AppCache Wows, Vows & Woes

Position Paper for the W3C Workshop on The Future of Offline Web Applications

Author: Tobie Langel, Software Engineer, Facebook.

According to the HTML5 specification, AppCache is designed to, “enable users to continue interacting with Web applications and documents even when their network connection is unavailable.” Clearly this is a problem worth solving as it enables a number of use-cases which until now weren’t guaranteed to work—such as navigating between previously loaded web pages while offline—or were simply impossible to build (e.g., offline-capable mail clients). Not only does AppCache help bridge the gap between native and web apps, it also has tremendous potential to improve load times and general availability of websites and web apps alike, thanks to allowing for fine-grained pre-loading and persistent caching of assets. This is especially important given the dramatic increase in mobile traffic.

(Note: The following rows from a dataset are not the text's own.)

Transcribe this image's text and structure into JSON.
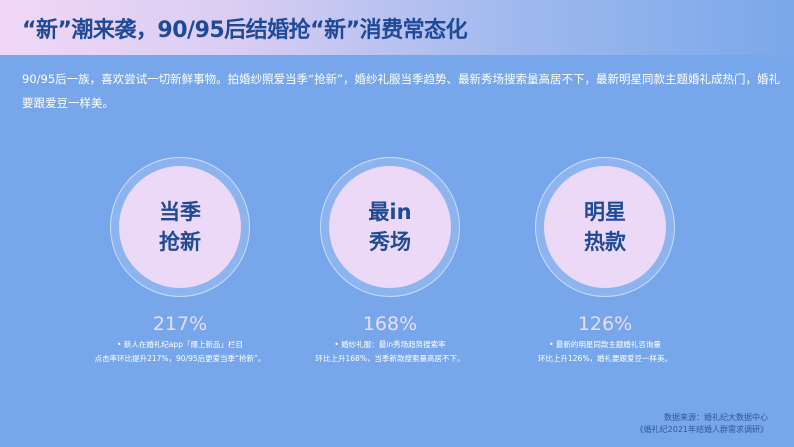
{
  "header": {
    "title": "“新”潮来袭，90/95后结婚抢“新”消费常态化"
  },
  "intro": "90/95后一族，喜欢尝试一切新鲜事物。拍婚纱照爱当季“抢新”，婚纱礼服当季趋势、最新秀场搜索量高居不下，最新明星同款主题婚礼成热门，婚礼要跟爱豆一样美。",
  "colors": {
    "background": "#77a7ea",
    "title": "#1e4a97",
    "circle": "#ecd9f7"
  },
  "items": [
    {
      "line1": "当季",
      "line2": "抢新",
      "stat": "217%",
      "desc1": "• 新人在婚礼纪app「爆上新品」栏目",
      "desc2": "点击率环比提升217%，90/95后更爱当季“抢新”。"
    },
    {
      "line1": "最in",
      "line2": "秀场",
      "stat": "168%",
      "desc1": "• 婚纱礼服：最in秀场趋势搜索率",
      "desc2": "环比上升168%，当季新款搜索量高居不下。"
    },
    {
      "line1": "明星",
      "line2": "热款",
      "stat": "126%",
      "desc1": "• 最新的明星同款主题婚礼咨询量",
      "desc2": "环比上升126%，婚礼要跟爱豆一样美。"
    }
  ],
  "source": {
    "line1": "数据来源：婚礼纪大数据中心",
    "line2": "《婚礼纪2021年结婚人群需求调研》"
  }
}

Despite these exciting promises, AppCache suffers from a number of flaws which we believe negatively impact adoption.

One of the largest problems is that it is modeled after the updating process of regular desktop applications. Instead of enabling web developers to build experiences which seamlessly transition from connected to offline and back, AppCache forces them to write offline applications which can access the web when connected. In effect, web pages which reference a cache manifest get served from AppCache even when online. This makes retro-fitting existing web apps nearly impossible and corners development of modern web apps to client-side MVC or similar architectures (where HTML is only used to build the application’s chrome and data is fetched asynchronously). More importantly it breaks the mental model of the web both developers and users have established over the years (navigating to a page yields fresh content).

This brings us to AppCache’s second issue: implicit caching of visited web pages (called master entries by the spec). Although allowing this options is crucial for some use-cases, for example to allow offline browsing of visited public content, it creates security and privacy concerns in others. This issue has been recognized by the spec’s editor, and the Editor’s Draft now contains a tentative fix for it which relies on AppCache following the Cache-Control header’s “no-store” directive.

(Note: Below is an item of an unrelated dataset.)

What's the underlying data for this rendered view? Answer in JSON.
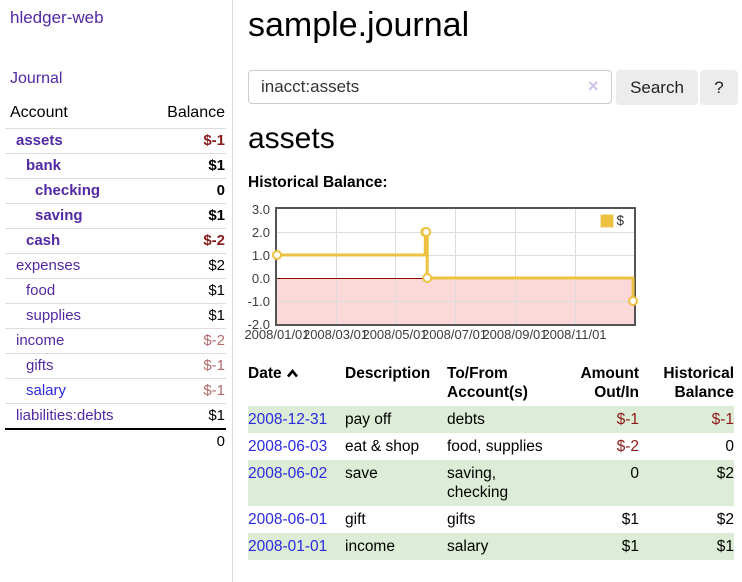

We believe both these issues would be better addressed by making implicit caching of master entries opt-in and by completely bypassing the AppCache for master entries when online. Opting-in could be achieved using a syntax around these lines:

CACHE MANIFEST
CACHE VISITED PAGES:
*

which would even have the added benefit of allowing more fine-grained filtering, e.g.:

CACHE MANIFEST
CACHE VISITED PAGES:
/posts/
/public/

The last problem with AppCache is how it makes updating non-trivial applications… non trivial. There are a number of reasons for this. Firstly, the current caching process reverses the usual relationship between a document and its assets (a change in the manifest triggers a refresh of the main entry, not the opposite). Fortunately, the modification we suggest above already mitigates that issue. Secondly, the current syntax uses the manifest’s URL as an identifier. This breaks fingerprinting, still the most common technique for cache busting. Using the LINK element (with a rel attribute of “manifest”) instead of the current solution, which relies on the “manifest” attribute of the HTML element, would allow identifying the manifest by the “title” attribute rather than by it’s URL, just like stylesheets, which would enable fingerprinting, e.g.:

<link rel="manifest" title="main" href="/main_1309991142320.manifest" />

Thirdly, the same origin policy restriction prevents storing the manifest on a CDN which would greatly simplify certain scenarios where AppCache is used nearly exclusively as an assets cache.

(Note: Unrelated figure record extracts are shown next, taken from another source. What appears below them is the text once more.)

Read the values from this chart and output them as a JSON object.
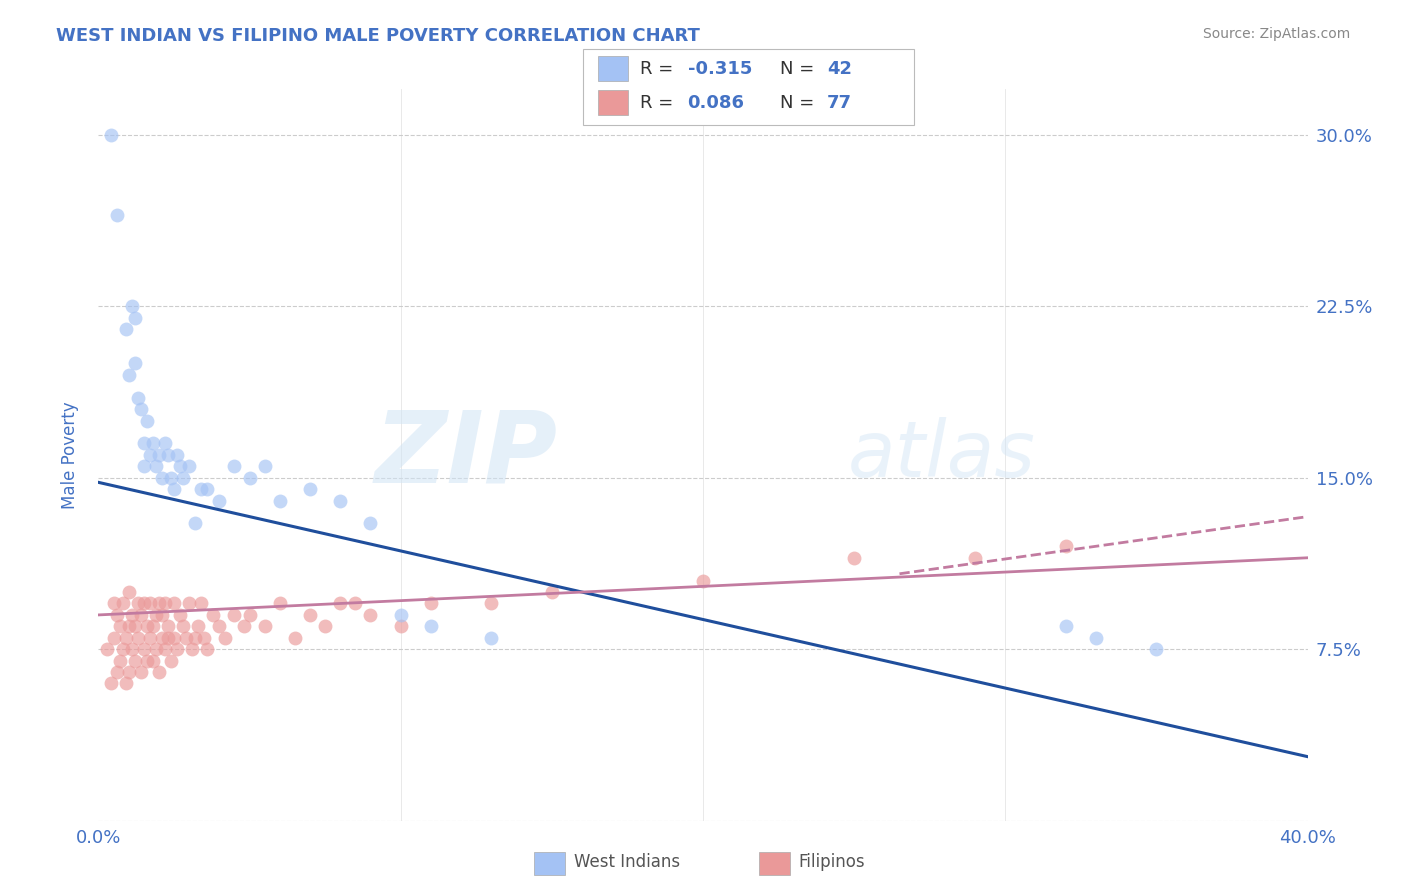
{
  "title": "WEST INDIAN VS FILIPINO MALE POVERTY CORRELATION CHART",
  "source": "Source: ZipAtlas.com",
  "ylabel": "Male Poverty",
  "xlim": [
    0.0,
    0.4
  ],
  "ylim": [
    0.0,
    0.32
  ],
  "xticks": [
    0.0,
    0.1,
    0.2,
    0.3,
    0.4
  ],
  "xticklabels": [
    "0.0%",
    "",
    "",
    "",
    "40.0%"
  ],
  "yticks": [
    0.0,
    0.075,
    0.15,
    0.225,
    0.3
  ],
  "yticklabels": [
    "",
    "7.5%",
    "15.0%",
    "22.5%",
    "30.0%"
  ],
  "grid_color": "#cccccc",
  "background_color": "#ffffff",
  "title_color": "#4472c4",
  "title_fontsize": 13,
  "axis_label_color": "#4472c4",
  "tick_color": "#4472c4",
  "watermark_zip": "ZIP",
  "watermark_atlas": "atlas",
  "west_indian_R": -0.315,
  "west_indian_N": 42,
  "filipino_R": 0.086,
  "filipino_N": 77,
  "west_indian_color": "#a4c2f4",
  "filipino_color": "#ea9999",
  "west_indian_line_color": "#1f4e9c",
  "filipino_line_color": "#c27ba0",
  "legend_color": "#4472c4",
  "wi_line_x0": 0.0,
  "wi_line_y0": 0.148,
  "wi_line_x1": 0.4,
  "wi_line_y1": 0.028,
  "fi_line_solid_x0": 0.0,
  "fi_line_solid_y0": 0.09,
  "fi_line_solid_x1": 0.4,
  "fi_line_solid_y1": 0.115,
  "fi_line_dash_x0": 0.265,
  "fi_line_dash_y0": 0.108,
  "fi_line_dash_x1": 0.4,
  "fi_line_dash_y1": 0.133,
  "west_indian_x": [
    0.004,
    0.006,
    0.009,
    0.01,
    0.011,
    0.012,
    0.012,
    0.013,
    0.014,
    0.015,
    0.015,
    0.016,
    0.017,
    0.018,
    0.019,
    0.02,
    0.021,
    0.022,
    0.023,
    0.024,
    0.025,
    0.026,
    0.027,
    0.028,
    0.03,
    0.032,
    0.034,
    0.036,
    0.04,
    0.045,
    0.05,
    0.055,
    0.06,
    0.07,
    0.08,
    0.09,
    0.1,
    0.11,
    0.13,
    0.32,
    0.33,
    0.35
  ],
  "west_indian_y": [
    0.3,
    0.265,
    0.215,
    0.195,
    0.225,
    0.22,
    0.2,
    0.185,
    0.18,
    0.165,
    0.155,
    0.175,
    0.16,
    0.165,
    0.155,
    0.16,
    0.15,
    0.165,
    0.16,
    0.15,
    0.145,
    0.16,
    0.155,
    0.15,
    0.155,
    0.13,
    0.145,
    0.145,
    0.14,
    0.155,
    0.15,
    0.155,
    0.14,
    0.145,
    0.14,
    0.13,
    0.09,
    0.085,
    0.08,
    0.085,
    0.08,
    0.075
  ],
  "filipino_x": [
    0.003,
    0.004,
    0.005,
    0.005,
    0.006,
    0.006,
    0.007,
    0.007,
    0.008,
    0.008,
    0.009,
    0.009,
    0.01,
    0.01,
    0.01,
    0.011,
    0.011,
    0.012,
    0.012,
    0.013,
    0.013,
    0.014,
    0.014,
    0.015,
    0.015,
    0.016,
    0.016,
    0.017,
    0.017,
    0.018,
    0.018,
    0.019,
    0.019,
    0.02,
    0.02,
    0.021,
    0.021,
    0.022,
    0.022,
    0.023,
    0.023,
    0.024,
    0.025,
    0.025,
    0.026,
    0.027,
    0.028,
    0.029,
    0.03,
    0.031,
    0.032,
    0.033,
    0.034,
    0.035,
    0.036,
    0.038,
    0.04,
    0.042,
    0.045,
    0.048,
    0.05,
    0.055,
    0.06,
    0.065,
    0.07,
    0.075,
    0.08,
    0.085,
    0.09,
    0.1,
    0.11,
    0.13,
    0.15,
    0.2,
    0.25,
    0.29,
    0.32
  ],
  "filipino_y": [
    0.075,
    0.06,
    0.08,
    0.095,
    0.065,
    0.09,
    0.07,
    0.085,
    0.075,
    0.095,
    0.06,
    0.08,
    0.065,
    0.085,
    0.1,
    0.075,
    0.09,
    0.07,
    0.085,
    0.08,
    0.095,
    0.065,
    0.09,
    0.075,
    0.095,
    0.07,
    0.085,
    0.08,
    0.095,
    0.07,
    0.085,
    0.075,
    0.09,
    0.065,
    0.095,
    0.08,
    0.09,
    0.075,
    0.095,
    0.08,
    0.085,
    0.07,
    0.08,
    0.095,
    0.075,
    0.09,
    0.085,
    0.08,
    0.095,
    0.075,
    0.08,
    0.085,
    0.095,
    0.08,
    0.075,
    0.09,
    0.085,
    0.08,
    0.09,
    0.085,
    0.09,
    0.085,
    0.095,
    0.08,
    0.09,
    0.085,
    0.095,
    0.095,
    0.09,
    0.085,
    0.095,
    0.095,
    0.1,
    0.105,
    0.115,
    0.115,
    0.12
  ]
}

Increasingly, web technology is used to power full-blown applications distributed across multiple platforms. While a lot of these platforms now support AppCache, most also sport their own, proprietary manifest. Developers are forced to maintain a specific manifest for each distribution platform they target (on top of AppCache’s). Ultimately providing a simpler path for this through a unique, extensible syntax, would probably be ideal.